Diplomatie

Afrique-France : dans les coulisses de la rencontre entre Macron, Tshisekedi et Kenyatta

Félix Tshisekedi (à gauche), Emmanuel Macron et Uhuru Kenyatta, au Kenya, le 13 mars 2019.

Félix Tshisekedi (à gauche), Emmanuel Macron et Uhuru Kenyatta, au Kenya, le 13 mars 2019. © PRKenya

Au cours de sa tournée en Afrique de l’Est, le président français Emmanuel Macron a rencontré Uhuru Kenyatta et Félix Tshisekedi à son arrivée à Nairobi le 13 mars. Selon nos sources, son homologue kényan lui a proposé un dîner le soir même avec le président congolais.

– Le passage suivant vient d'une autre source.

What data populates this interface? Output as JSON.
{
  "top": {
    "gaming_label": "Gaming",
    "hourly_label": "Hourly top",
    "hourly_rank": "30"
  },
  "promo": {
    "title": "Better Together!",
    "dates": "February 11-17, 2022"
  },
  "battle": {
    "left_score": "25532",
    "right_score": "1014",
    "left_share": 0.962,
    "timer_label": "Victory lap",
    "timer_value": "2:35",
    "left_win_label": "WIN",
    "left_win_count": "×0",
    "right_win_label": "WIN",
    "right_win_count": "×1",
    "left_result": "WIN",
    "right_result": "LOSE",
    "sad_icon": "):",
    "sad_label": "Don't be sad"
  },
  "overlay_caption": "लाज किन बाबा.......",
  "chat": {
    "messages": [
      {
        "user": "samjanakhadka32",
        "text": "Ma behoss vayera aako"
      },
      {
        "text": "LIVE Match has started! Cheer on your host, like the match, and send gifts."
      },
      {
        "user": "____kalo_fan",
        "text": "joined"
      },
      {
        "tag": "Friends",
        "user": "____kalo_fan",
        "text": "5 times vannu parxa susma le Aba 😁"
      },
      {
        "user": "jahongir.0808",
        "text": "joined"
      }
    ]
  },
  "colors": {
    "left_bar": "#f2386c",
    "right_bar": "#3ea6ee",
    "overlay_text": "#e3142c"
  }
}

À Djibouti, le 12 mars, Emmanuel Macron et Ismaël Omar Guelleh se sont vus une heure en tête-à-tête. Le président français a indiqué à son homologue qu’il insisterait auprès des entreprises françaises pour qu’elles reviennent dans son pays. Il lui a aussi assuré qu’il interviendrait pour que la marine éthiopienne en voie de création avec l’aide de la France soit basée à Djibouti, et non en Érythrée. Puis, à 13 h 50, son avion a décollé. Direction : le site historique de Lalibela, dans le nord de l’Éthiopie.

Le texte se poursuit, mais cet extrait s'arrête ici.